Species altitude profiles and bioclimatic profiles are estimated by applying a kernel density on elevation and bioclimatic data, i.e. the set of elevation and bioclimatic variable values at which each taxon was observed. Elevation data is extracted by crossing taxa occurrence data with the ASTER Global Digital Elevation Model (METI, NASA). Bioclimatic data are extracted from the climatic variables and bioclimatic indices compiled and developed by Monteiro-Henriques et al. (2015).

The Flora-On dataset represents a major contribution to the knowledge of the present distribution of Portuguese and Iberian flora.
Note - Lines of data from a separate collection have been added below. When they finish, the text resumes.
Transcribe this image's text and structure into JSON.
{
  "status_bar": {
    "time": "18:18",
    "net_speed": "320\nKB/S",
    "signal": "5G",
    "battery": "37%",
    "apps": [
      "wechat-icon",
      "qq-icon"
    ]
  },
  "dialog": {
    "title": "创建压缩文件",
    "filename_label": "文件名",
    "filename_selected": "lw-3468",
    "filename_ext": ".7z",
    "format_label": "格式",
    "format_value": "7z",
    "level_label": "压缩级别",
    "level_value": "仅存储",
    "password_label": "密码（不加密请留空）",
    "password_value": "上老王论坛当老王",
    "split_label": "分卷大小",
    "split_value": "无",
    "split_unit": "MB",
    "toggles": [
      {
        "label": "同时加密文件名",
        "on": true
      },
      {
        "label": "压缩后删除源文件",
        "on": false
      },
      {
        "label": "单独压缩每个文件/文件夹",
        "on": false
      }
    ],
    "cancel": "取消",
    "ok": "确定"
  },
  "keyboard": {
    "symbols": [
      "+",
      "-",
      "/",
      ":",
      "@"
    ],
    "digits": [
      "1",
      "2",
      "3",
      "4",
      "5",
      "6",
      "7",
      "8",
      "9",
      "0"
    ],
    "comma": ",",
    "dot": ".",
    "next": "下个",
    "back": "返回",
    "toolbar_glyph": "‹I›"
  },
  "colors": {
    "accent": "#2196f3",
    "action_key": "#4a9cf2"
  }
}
Despite the lack of information in several parts of the territory, Flora-On dataset constitutes the most complete and up to date source of research-grade occurrence data on the Portuguese flora, since a great concern is put on ensuring the correctness of the data. Other existing nation-wide platforms covering occurrence data of the Portuguese flora have either a partial coverage or do not specifically target validated data. Furthermore, previous data on the Portuguese flora was limited to herbarium and bibliographic sources, which are largely not digitally accessible or accessible only in a very coarse format.
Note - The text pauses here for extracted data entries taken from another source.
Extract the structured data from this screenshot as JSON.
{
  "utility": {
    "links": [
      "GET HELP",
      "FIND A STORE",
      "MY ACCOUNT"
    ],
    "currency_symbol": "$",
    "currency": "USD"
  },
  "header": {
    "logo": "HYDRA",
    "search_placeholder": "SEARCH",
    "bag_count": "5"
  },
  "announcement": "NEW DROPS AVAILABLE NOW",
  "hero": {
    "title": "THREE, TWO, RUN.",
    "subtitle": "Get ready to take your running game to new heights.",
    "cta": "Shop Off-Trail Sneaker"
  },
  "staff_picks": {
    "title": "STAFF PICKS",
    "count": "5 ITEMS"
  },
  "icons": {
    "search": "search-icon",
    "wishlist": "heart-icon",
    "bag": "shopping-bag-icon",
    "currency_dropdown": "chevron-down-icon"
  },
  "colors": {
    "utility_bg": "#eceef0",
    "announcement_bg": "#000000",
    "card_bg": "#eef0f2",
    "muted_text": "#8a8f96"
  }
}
Finally, the Flora-On project has been stimulating the collection of new data on the distribution of species, which has resulted in great improvements in the knowledge of many species. Indeed, the voluntary field work conducted by the collaborators has significantly improved the knowledge about the current status of many rare, protected by national and international legislation, or hardly known species, and several new species not known to occur in Portugal have been recently found.

Dataset description

Object name: Darwin Core Archive Flora-On: occurrence data of the flora of mainland Portugal

Character encoding: UTF-8

Format name: Darwin Core Archive format

Format version: 1.0

Distribution: http://flora-on.pt:8080/ipt/archive.do?r=flora-on

Publication date of data: 2016-02-19

Language: Portuguese

Licences of use: This work is licensed under a Creative Commons Attribution Non Commercial (CC-BY-NC) 4.0 License.
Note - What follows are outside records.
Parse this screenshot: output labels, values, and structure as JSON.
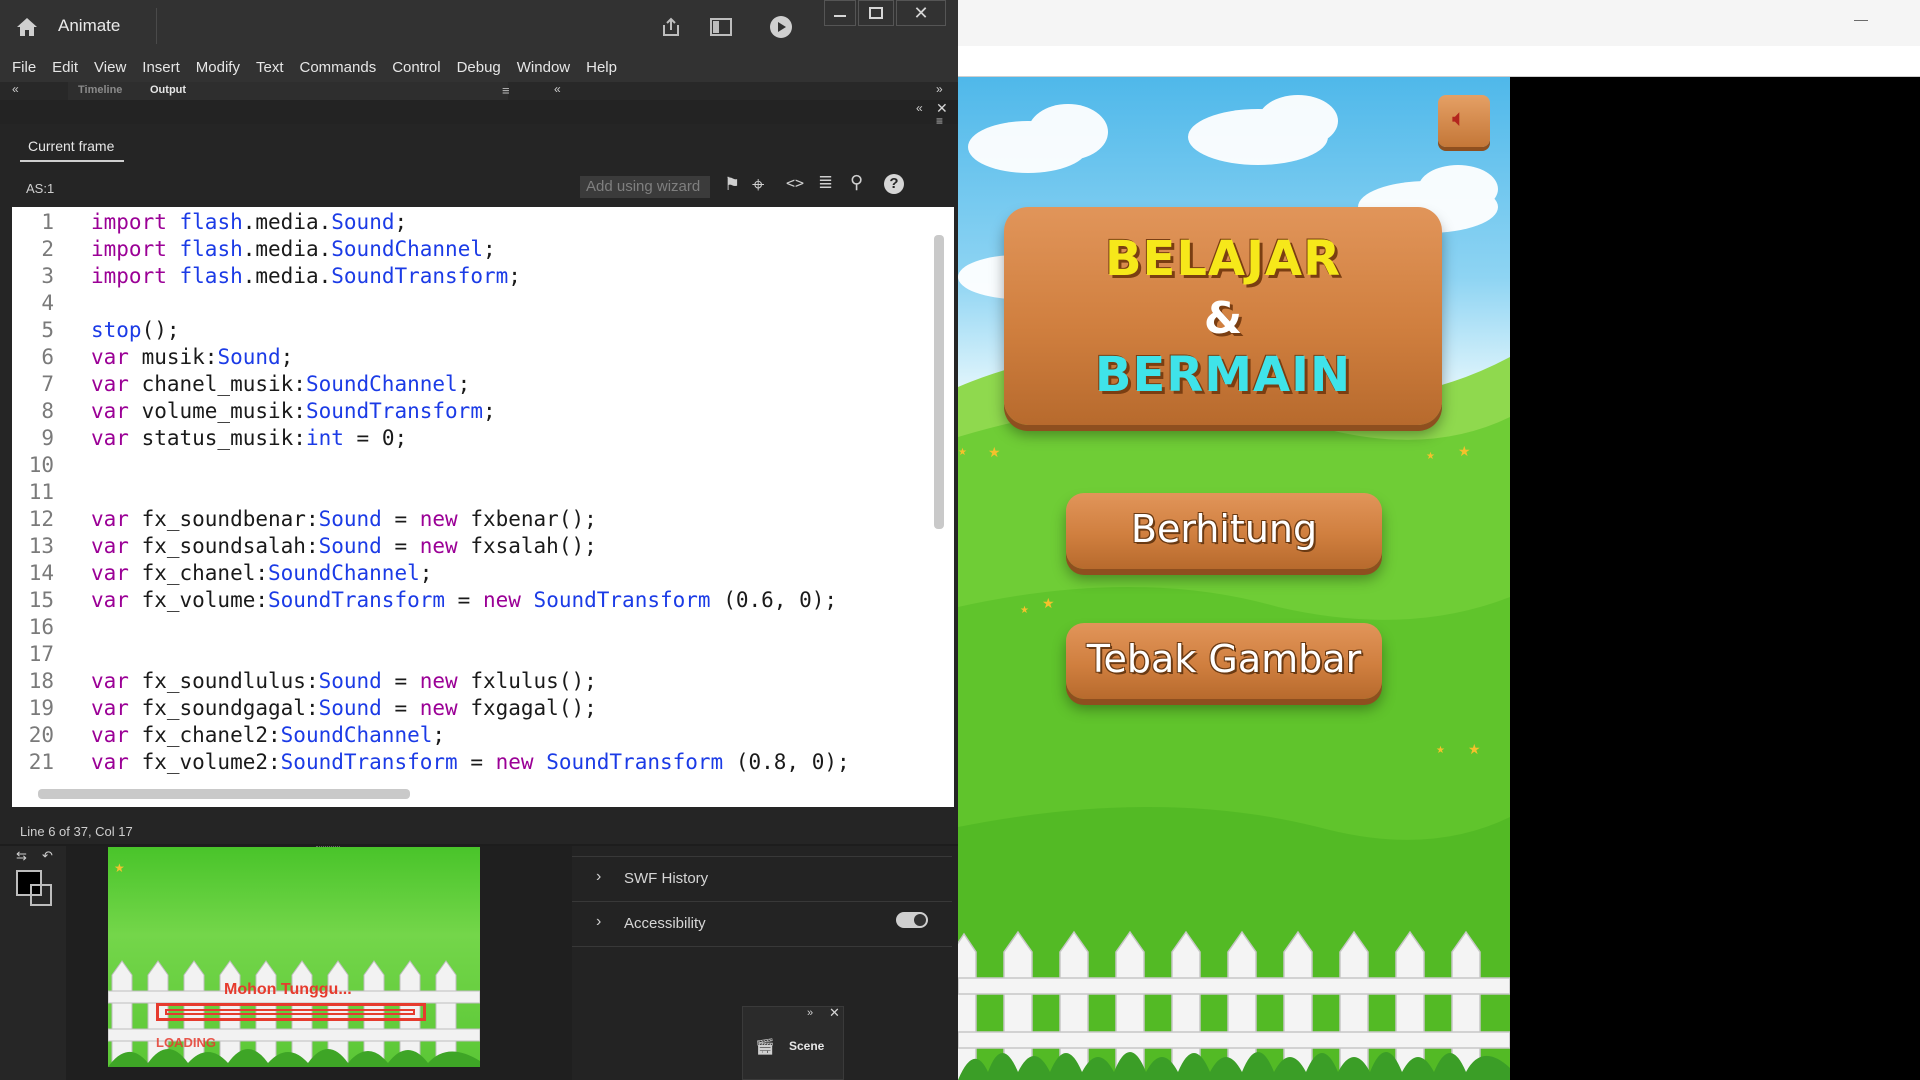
{
  "app": {
    "name": "Animate"
  },
  "titlebar": {
    "icons": [
      "home-icon",
      "share-icon",
      "panel-icon",
      "play-icon",
      "minimize-icon",
      "maximize-icon",
      "close-icon"
    ]
  },
  "menu": [
    "File",
    "Edit",
    "View",
    "Insert",
    "Modify",
    "Text",
    "Commands",
    "Control",
    "Debug",
    "Window",
    "Help"
  ],
  "tabs": {
    "timeline": "Timeline",
    "output": "Output"
  },
  "actions_panel": {
    "current_frame_tab": "Current frame",
    "target": "AS:1",
    "wizard_placeholder": "Add using wizard",
    "status": "Line 6 of 37, Col 17"
  },
  "code_lines": [
    {
      "n": "1",
      "parts": [
        [
          "kw",
          "import "
        ],
        [
          "ty",
          "flash"
        ],
        [
          "",
          "."
        ],
        [
          "",
          "media"
        ],
        [
          "",
          "."
        ],
        [
          "ty",
          "Sound"
        ],
        [
          "",
          ";"
        ]
      ]
    },
    {
      "n": "2",
      "parts": [
        [
          "kw",
          "import "
        ],
        [
          "ty",
          "flash"
        ],
        [
          "",
          "."
        ],
        [
          "",
          "media"
        ],
        [
          "",
          "."
        ],
        [
          "ty",
          "SoundChannel"
        ],
        [
          "",
          ";"
        ]
      ]
    },
    {
      "n": "3",
      "parts": [
        [
          "kw",
          "import "
        ],
        [
          "ty",
          "flash"
        ],
        [
          "",
          "."
        ],
        [
          "",
          "media"
        ],
        [
          "",
          "."
        ],
        [
          "ty",
          "SoundTransform"
        ],
        [
          "",
          ";"
        ]
      ]
    },
    {
      "n": "4",
      "parts": []
    },
    {
      "n": "5",
      "parts": [
        [
          "ty",
          "stop"
        ],
        [
          "",
          "();"
        ]
      ]
    },
    {
      "n": "6",
      "parts": [
        [
          "kw",
          "var "
        ],
        [
          "",
          "musik:"
        ],
        [
          "ty",
          "Sound"
        ],
        [
          "",
          ";"
        ]
      ]
    },
    {
      "n": "7",
      "parts": [
        [
          "kw",
          "var "
        ],
        [
          "",
          "chanel_musik:"
        ],
        [
          "ty",
          "SoundChannel"
        ],
        [
          "",
          ";"
        ]
      ]
    },
    {
      "n": "8",
      "parts": [
        [
          "kw",
          "var "
        ],
        [
          "",
          "volume_musik:"
        ],
        [
          "ty",
          "SoundTransform"
        ],
        [
          "",
          ";"
        ]
      ]
    },
    {
      "n": "9",
      "parts": [
        [
          "kw",
          "var "
        ],
        [
          "",
          "status_musik:"
        ],
        [
          "ty",
          "int"
        ],
        [
          "",
          " = 0;"
        ]
      ]
    },
    {
      "n": "10",
      "parts": []
    },
    {
      "n": "11",
      "parts": []
    },
    {
      "n": "12",
      "parts": [
        [
          "kw",
          "var "
        ],
        [
          "",
          "fx_soundbenar:"
        ],
        [
          "ty",
          "Sound"
        ],
        [
          "",
          " = "
        ],
        [
          "kw",
          "new "
        ],
        [
          "",
          "fxbenar();"
        ]
      ]
    },
    {
      "n": "13",
      "parts": [
        [
          "kw",
          "var "
        ],
        [
          "",
          "fx_soundsalah:"
        ],
        [
          "ty",
          "Sound"
        ],
        [
          "",
          " = "
        ],
        [
          "kw",
          "new "
        ],
        [
          "",
          "fxsalah();"
        ]
      ]
    },
    {
      "n": "14",
      "parts": [
        [
          "kw",
          "var "
        ],
        [
          "",
          "fx_chanel:"
        ],
        [
          "ty",
          "SoundChannel"
        ],
        [
          "",
          ";"
        ]
      ]
    },
    {
      "n": "15",
      "parts": [
        [
          "kw",
          "var "
        ],
        [
          "",
          "fx_volume:"
        ],
        [
          "ty",
          "SoundTransform"
        ],
        [
          "",
          " = "
        ],
        [
          "kw",
          "new "
        ],
        [
          "ty",
          "SoundTransform"
        ],
        [
          "",
          " (0.6, 0);"
        ]
      ]
    },
    {
      "n": "16",
      "parts": []
    },
    {
      "n": "17",
      "parts": []
    },
    {
      "n": "18",
      "parts": [
        [
          "kw",
          "var "
        ],
        [
          "",
          "fx_soundlulus:"
        ],
        [
          "ty",
          "Sound"
        ],
        [
          "",
          " = "
        ],
        [
          "kw",
          "new "
        ],
        [
          "",
          "fxlulus();"
        ]
      ]
    },
    {
      "n": "19",
      "parts": [
        [
          "kw",
          "var "
        ],
        [
          "",
          "fx_soundgagal:"
        ],
        [
          "ty",
          "Sound"
        ],
        [
          "",
          " = "
        ],
        [
          "kw",
          "new "
        ],
        [
          "",
          "fxgagal();"
        ]
      ]
    },
    {
      "n": "20",
      "parts": [
        [
          "kw",
          "var "
        ],
        [
          "",
          "fx_chanel2:"
        ],
        [
          "ty",
          "SoundChannel"
        ],
        [
          "",
          ";"
        ]
      ]
    },
    {
      "n": "21",
      "parts": [
        [
          "kw",
          "var "
        ],
        [
          "",
          "fx_volume2:"
        ],
        [
          "ty",
          "SoundTransform"
        ],
        [
          "",
          " = "
        ],
        [
          "kw",
          "new "
        ],
        [
          "ty",
          "SoundTransform"
        ],
        [
          "",
          " (0.8, 0);"
        ]
      ]
    }
  ],
  "stage_preview": {
    "loading_title": "Mohon Tunggu...",
    "loading_label": "LOADING"
  },
  "properties": {
    "swf_history": "SWF History",
    "accessibility": "Accessibility"
  },
  "scene_panel": {
    "label": "Scene"
  },
  "game": {
    "title_line1": "BELAJAR",
    "title_amp": "&",
    "title_line2": "BERMAIN",
    "button1": "Berhitung",
    "button2": "Tebak Gambar",
    "colors": {
      "title1": "#f6e81a",
      "title2": "#3fe3e9"
    }
  }
}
Metadata language: English

Date of metadata creation: 2014-12-04

Hierarchy level: Dataset

Used Darwin Core Terms: id, modified, language, rights, institutionID, collectionID, institutionCode, collectionCode, datasetName, ownerInstitutionCode, basisOfRecord, dataGeneralizations, occurrenceID, catalogNumber, occurrenceRemarks, recordedBy, reproductiveCondition, occurrenceStatus, eventDate, year, month, day, country, countryCode, county, municipality, decimalLatitude, decimalLongitude, geodeticDatum, footprintWKT, footprintSRS, identifiedBy, dateIdentified, scientificName, higherClassification, kingdom, phylum, class, order, family, genus, specificEpithet, infraspecificEpithet, taxonRank, scientificNameAuthorship, nomenclaturalCode.

Acknowledgements

We thank all the collaborators of the Flora-On project who have voluntarily contributed with occurrence data, photographs and content, and those external projects who provided additional data arising from their fieldwork. The full list of collaborators and projects can be found at http://flora-on.pt/equipa.php. We also thank Kate Henson Turley and Prof. Alfred J. Keys for linguistic advice. Finally, we thank all the Associates of Sociedade Portuguesa de Botânica, who help support the maintenance costs of the website.

References

  • Castroviejo S (Ed.) (1986–2015) Flora Iberica. Plantas Vasculares de la Península Ibérica, e Islas Baleares. Real Jardín Botánico CSIC, Madrid.
  • Franco JA (1971–1984) Nova Flora de Portugal (Continente e Açores). Vols. I, II. Edition of the Author, Lisbon.
  • Franco JA, Rocha-Afonso ML (1994–2003) Nova Flora de Portugal (Continente e Açores), Vol. III (I/II/III). Escolar Editora, Lisbon.
  • Monteiro-Henriques T, Martins MJ, Cerdeira JO, Silva P, Arsénio P, Silva Á, Bellu A, Costa JC (2016) Bioclimatological mapping tackling uncertainty propagation: application to mainland Portugal. International Journal of Climatology 36: 400–411. doi: 10.1002/joc.4357
  • Sequeira M, Espírito-Santo D, Aguiar C, Capelo J, Honrado J (Coord.) (2010) Checklist da Flora de Portugal (Continental, Açores e Madeira). Associação Lusitana de Fitossociologia (ALFA).